Although men are still more likely to die from an alcohol-related disease, the gap is narrowing. In an article published earlier this year, Trends in Alcohol-Related Deaths by Sex in the US, 1999-2020, age-adjusted mortality rates (AAMRs) for males increased by 12.5% per year among male individuals, but increased by 14.7% per year among female individuals.

Other recent studies have shown increases in alcohol use, high-risk drinking, and alcohol use disorder (AUD) among women.
There are a number of reasons why alcohol has a greater effect on women than it does on men:
- While alcohol is miscible in water, it is not in fat. With women’s higher fat content, any alcohol they ingest gets concentrated into a smaller volume of water content in their bodies;
- Women, as a group, are smaller and lighter than men, so a given amount of alcohol will be concentrated in a smaller volume of water;
- Women lack gastric alcohol dehydrogenase, an enzyme that starts the breakdown of alcohol into acetaldehyde even before it reaches the bloodstream. As a result, a greater amount of alcohol gets delivered to the bloodstream in women than in men.
Because of these differences, women with AUD face an elevated risk of developing liver diseases, circulatory disorders, breast cancer, fertility problems, and early menopause.
The results of the aforementioned study indicate that between 1999 and 2020, a total of 605,948 individuals died in the US due to alcohol-related causes. The sex disparity in alcohol-related mortality, i.e. men being 2.88 times more likely to die from alcohol-related causes, persisted across age, race and ethnicity, census region and cause of death subcategories.
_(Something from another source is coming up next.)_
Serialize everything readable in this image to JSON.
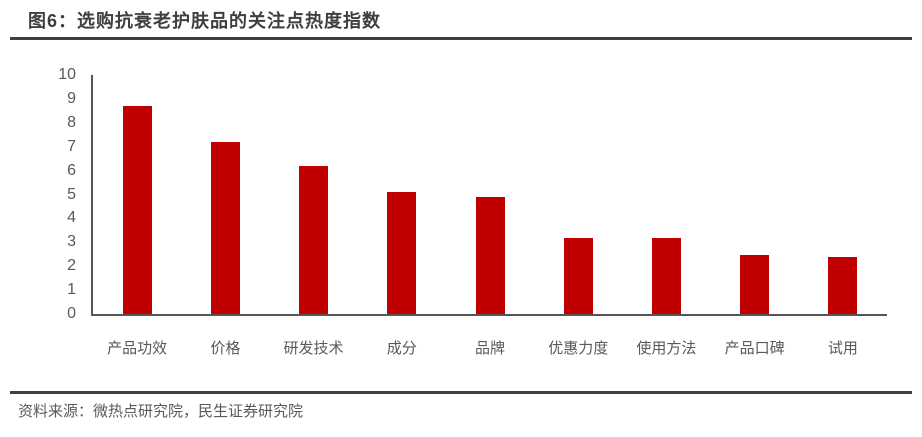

In an article appearing in National Geographic (Alcohol is killing more women than ever before, published August 22, 2023), the author, Meryl Davids Landau, writes “A recent government survey found 49 percent of women drank in the prior month, compared to 55 percent of men. Women in their thirties and forties, in particular, are now drinking more than male counterparts”. (Emphasis mine.)
Karaye, I.M.; Maleki, N.; Hasson, N.; Yunusa, I. (2023). Trends in Alcohol-Related Deaths by Sex in the US, 1999-2020. JAMA Network Open. 2023, 6(7):e2326346. doi: 10.1001/jamanetworkopen.2023.26346.